The primary social obligation is to assure everyone access to a tier of services that effectively promotes normal functioning and thus protects equality of opportunity. Since health care is not the only important good, resources to be invested in the basic tier are appropriately and reasonably limited, for example, by democratic decisions about how much to invest in education or job training as opposed to health care. Because of their very high “opportunity costs,” there will be some beneficial medical services that it will be reasonable not to provide in the basic tier, or to provide only on a limited basis, for example, with queuing. To say that these services have “high opportunity costs” means that providing them consumes resources that would produce greater health benefits and protect opportunity more if used in other ways.

In a society that permits significant income and wealth inequalities, some people will want to buy coverage for these additional services. Why not let them? After all, we allow people to use their after-tax income and wealth as they see fit to pursue the quality of life and opportunities they prefer. The rich can buy special security systems for their homes. They can buy safer cars. They can buy private schooling for their children. Why not allow them to buy supplementary health care for their families?

One objection to allowing a supplementary tier is that its existence might undermine the basic tier either economically or politically. It might attract better-quality providers away from the basic tier, or raise costs in the basic tier, reducing the ability of society to meet its social obligations. The supplementary tier might undermine political support for the basic tier, for example, by undercutting the social solidarity needed if people are to remain committed to protecting opportunity for all. These objections are serious, and where a supplementary tier undermines the basic tier in either way, economically or politically, priority must be given to protecting the basic tier. In principle, however, it seems possible to design a system in which the supplementary tier does not undermine the basic one. If that can be done, then a system that permits tiering avoids restricting liberty in ways that some find seriously objectionable.

A second objection is not to tiering itself but to the structure of inequality that results. Compare two scenarios. In one, most people are adequately served by the basic tier and only the best-off groups in society have the means and see the need to purchase supplementary insurance. That is the case in Great Britain. In the other, the basic tier serves only the poorest groups in society and most other people buy supplementary insurance. The Oregon plan to expand Medicaid eligibility partly through rationing the services it covers has aspects of this structure of inequality, since most people are covered by plans that avoid these restrictions (Daniels, 1991). The first scenario seems preferable to the second on grounds of fairness. In the second, the poorest groups can complain that they are left behind by others in society even in the protection of their health. In the first, the majority has fewer grounds for reasonable resentment or regret.

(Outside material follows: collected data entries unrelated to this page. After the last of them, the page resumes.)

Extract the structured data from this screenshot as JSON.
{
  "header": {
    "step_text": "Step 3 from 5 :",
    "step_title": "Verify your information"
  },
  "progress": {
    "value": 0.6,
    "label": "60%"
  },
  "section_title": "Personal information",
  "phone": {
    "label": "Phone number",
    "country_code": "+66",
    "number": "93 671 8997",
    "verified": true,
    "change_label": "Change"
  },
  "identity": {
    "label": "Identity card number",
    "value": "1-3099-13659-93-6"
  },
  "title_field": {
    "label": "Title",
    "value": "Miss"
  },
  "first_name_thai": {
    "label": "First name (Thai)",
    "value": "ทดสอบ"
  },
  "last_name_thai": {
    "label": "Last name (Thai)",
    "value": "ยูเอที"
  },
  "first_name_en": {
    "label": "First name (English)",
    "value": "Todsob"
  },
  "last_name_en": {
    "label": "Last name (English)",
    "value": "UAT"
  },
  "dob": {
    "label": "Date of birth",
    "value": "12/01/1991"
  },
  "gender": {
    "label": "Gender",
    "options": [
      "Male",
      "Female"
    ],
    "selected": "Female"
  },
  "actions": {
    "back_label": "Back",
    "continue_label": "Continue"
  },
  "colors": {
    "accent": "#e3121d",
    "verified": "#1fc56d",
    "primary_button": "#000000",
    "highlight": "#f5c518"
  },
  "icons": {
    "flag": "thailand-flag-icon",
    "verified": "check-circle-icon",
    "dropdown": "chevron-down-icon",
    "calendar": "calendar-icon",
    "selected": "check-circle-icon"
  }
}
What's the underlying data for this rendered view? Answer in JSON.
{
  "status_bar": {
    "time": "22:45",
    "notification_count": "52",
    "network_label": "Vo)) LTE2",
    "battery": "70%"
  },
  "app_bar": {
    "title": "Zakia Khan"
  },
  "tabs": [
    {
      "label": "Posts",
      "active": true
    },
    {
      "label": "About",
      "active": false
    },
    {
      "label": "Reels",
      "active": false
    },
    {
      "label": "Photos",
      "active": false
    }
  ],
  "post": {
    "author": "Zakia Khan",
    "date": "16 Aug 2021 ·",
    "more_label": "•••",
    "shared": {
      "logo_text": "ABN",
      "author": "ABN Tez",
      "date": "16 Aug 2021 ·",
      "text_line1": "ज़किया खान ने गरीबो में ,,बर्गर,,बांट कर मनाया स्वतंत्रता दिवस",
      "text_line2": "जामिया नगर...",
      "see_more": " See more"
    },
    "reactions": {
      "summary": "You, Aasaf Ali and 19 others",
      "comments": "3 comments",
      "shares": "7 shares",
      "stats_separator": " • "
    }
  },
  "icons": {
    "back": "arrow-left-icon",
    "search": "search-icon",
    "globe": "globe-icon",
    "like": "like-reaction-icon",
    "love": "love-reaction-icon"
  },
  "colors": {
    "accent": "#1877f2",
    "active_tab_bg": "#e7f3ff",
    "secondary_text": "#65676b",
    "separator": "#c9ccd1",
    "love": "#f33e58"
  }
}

If the basic tier is not undermined by higher tiers, and if the structure of the inequality that results is not objectionable, then it is difficult to see why some tiering should not be allowed. There is a basic conflict here between concerns about equality and concerns about liberty, between wanting to make sure everyone is treated properly with regard to health care and wanting to give people the liberty to use their resources (after tax) to improve their lives as they see fit. In practice, the crucial constraint on the liberty we allow people seems to depend on the magnitude of the benefit available in the supplementary tier and unavailable in the basic tier. Highly visible forms of saving lives and improving function would be difficult to exclude from the basic tier while we make them available in a supplementary tier. In principle, however, some forms of tiering will not be unfair even when they involve medical benefits not available to everyone.